Signs of Summer

The below “photo story” highlights some of the things that make this season special at our monastery:

The sound of singing birds filling our chapel through the open windows is a sure sign that summer has arrived. This year a Red-winged Blackbird nest was found woven through the grass along the bank of one of the irrigation ditches.

Mowing, weeding, and gardening are very time-intensive during the summer months, but even more so this year since we are in the process of moving the location of the main vegetable garden to be closer to our cloister area.

Wooden crucifix in the Sisters’ Refectory
The Blessed Sacrament as seen from one of the upper loft oratories in our chapel

One of the best things about summer is the liturgical Solemnities that are celebrated, including Pentecost, the Most Holy Trinity, Corpus Christi, the Sacred Heart of Jesus, the Nativity of St. John the Baptist, Saints Peter and Paul, Saint Benedict, and the Assumption of Mary. In honor of Corpus Christi, here is a beautiful word about the institution of the Eucharist:

Our Lord raised His hands over the apostles, His lips moved in prayer, and He then said: “Do this in commemoration of me”…

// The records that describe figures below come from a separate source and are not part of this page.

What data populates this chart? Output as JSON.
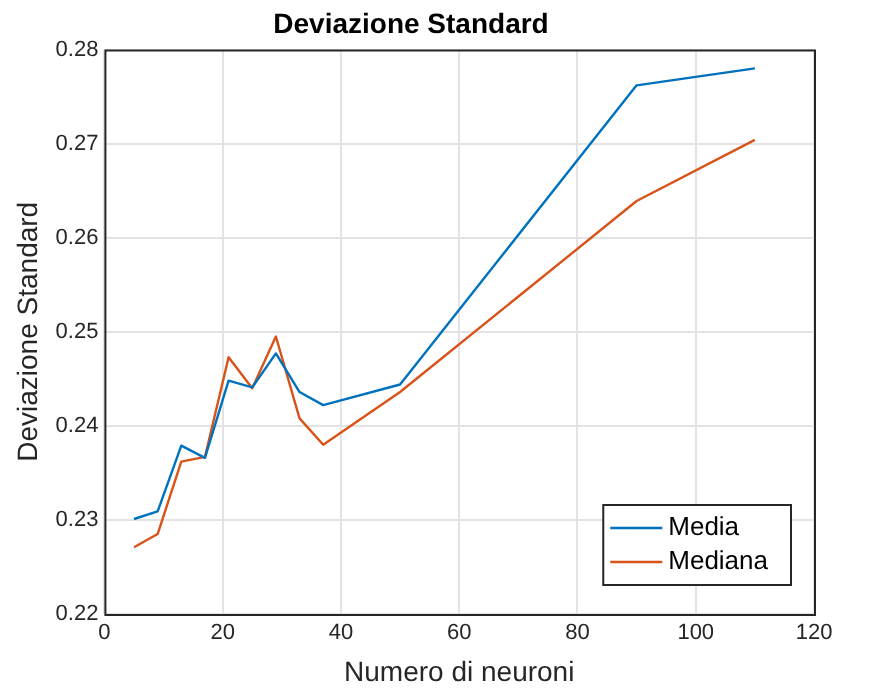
{
  "chart_data": {
    "type": "line",
    "title": "Deviazione Standard",
    "xlabel": "Numero di neuroni",
    "ylabel": "Deviazione Standard",
    "x": [
      5,
      9,
      13,
      17,
      21,
      25,
      29,
      33,
      37,
      50,
      90,
      110
    ],
    "series": [
      {
        "name": "Media",
        "color": "#0072bd",
        "values": [
          0.2301,
          0.2309,
          0.2379,
          0.2366,
          0.2448,
          0.2441,
          0.2477,
          0.2436,
          0.2422,
          0.2444,
          0.2762,
          0.278
        ]
      },
      {
        "name": "Mediana",
        "color": "#d95319",
        "values": [
          0.2271,
          0.2285,
          0.2362,
          0.2367,
          0.2473,
          0.244,
          0.2495,
          0.2408,
          0.238,
          0.2436,
          0.2639,
          0.2704
        ]
      }
    ],
    "xlim": [
      0,
      120
    ],
    "xticks": [
      0,
      20,
      40,
      60,
      80,
      100,
      120
    ],
    "ylim": [
      0.22,
      0.28
    ],
    "yticks": [
      0.22,
      0.23,
      0.24,
      0.25,
      0.26,
      0.27,
      0.28
    ],
    "grid": true,
    "legend": "bottom right",
    "marker": "none",
    "line_style": "solid"
  }
}
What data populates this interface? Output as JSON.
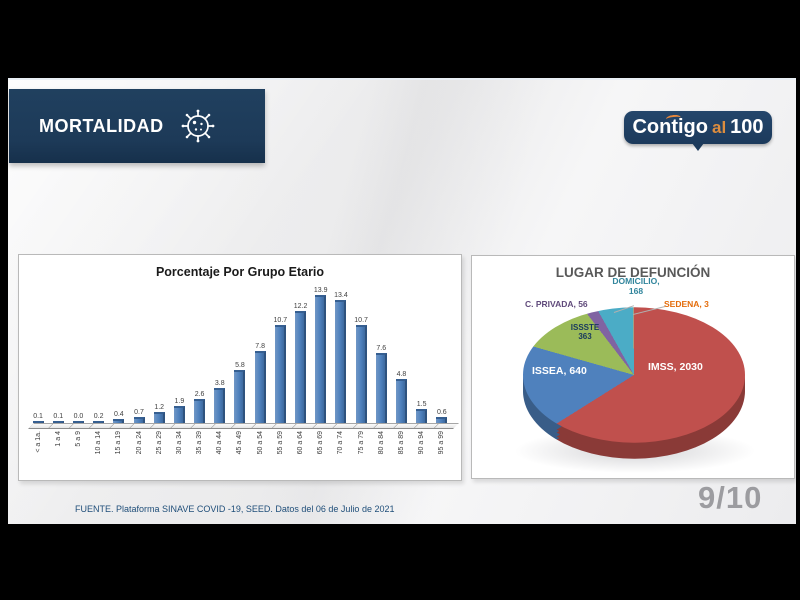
{
  "header": {
    "title": "MORTALIDAD"
  },
  "brand": {
    "word1": "Contigo",
    "word2": "al",
    "word3": "100"
  },
  "chart_data": [
    {
      "type": "bar",
      "title": "Porcentaje Por Grupo Etario",
      "categories": [
        "< a 1a.",
        "1 a 4",
        "5 a 9",
        "10 a 14",
        "15 a 19",
        "20 a 24",
        "25 a 29",
        "30 a 34",
        "35 a 39",
        "40 a 44",
        "45 a 49",
        "50 a 54",
        "55 a 59",
        "60 a 64",
        "65 a 69",
        "70 a 74",
        "75 a 79",
        "80 a 84",
        "85 a 89",
        "90 a 94",
        "95 a 99"
      ],
      "values": [
        0.1,
        0.1,
        0.0,
        0.2,
        0.4,
        0.7,
        1.2,
        1.9,
        2.6,
        3.8,
        5.8,
        7.8,
        10.7,
        12.2,
        13.9,
        13.4,
        10.7,
        7.6,
        4.8,
        1.5,
        0.6
      ],
      "bar_color": "#4F81BD",
      "ylabel": "",
      "xlabel": "",
      "ylim": [
        0,
        14
      ],
      "grid": false,
      "legend": false
    },
    {
      "type": "pie",
      "title": "LUGAR DE DEFUNCIÓN",
      "slices": [
        {
          "label": "IMSS",
          "value": 2030,
          "display": "IMSS, 2030",
          "color": "#C0504D",
          "label_color": "#FFFFFF"
        },
        {
          "label": "ISSEA",
          "value": 640,
          "display": "ISSEA, 640",
          "color": "#4F81BD",
          "label_color": "#FFFFFF"
        },
        {
          "label": "ISSSTE",
          "value": 363,
          "display": "ISSSTE\n363",
          "color": "#9BBB59",
          "label_color": "#17375E"
        },
        {
          "label": "C. PRIVADA",
          "value": 56,
          "display": "C. PRIVADA, 56",
          "color": "#8064A2",
          "label_color": "#604A7B"
        },
        {
          "label": "DOMICILIO",
          "value": 168,
          "display": "DOMICILIO,\n168",
          "color": "#4BACC6",
          "label_color": "#31859C"
        },
        {
          "label": "SEDENA",
          "value": 3,
          "display": "SEDENA, 3",
          "color": "#F79646",
          "label_color": "#E46C0A"
        }
      ],
      "legend": false
    }
  ],
  "footer": {
    "source": "FUENTE. Plataforma SINAVE COVID -19, SEED. Datos del 06 de Julio de 2021",
    "page": "9/10"
  }
}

By this act Our Lord made possible for all time His stay on earth amongst men, whom He loved to such an excess. And yet He knew with His Divine foresight what that meant for Him. Though He saw that His Body and Blood would be treated with reverence by a multitude of devout souls, yet He realised full well that in many and many an instance in the course of ages He would be placing Himself at the mercy of unworthy and sinful priests who would treat Him with irreverence and sacrilege. He saw in vision all the profanations, outrages and, what was more painful still to His loving heart, the cold indifference that He was to endure…

Love, especially Divine Love, does not halt to calculate and weigh advantage and disadvantage in the balance.

Excerpts from “The Last Supper” by Edward Leen, C.S.Sp.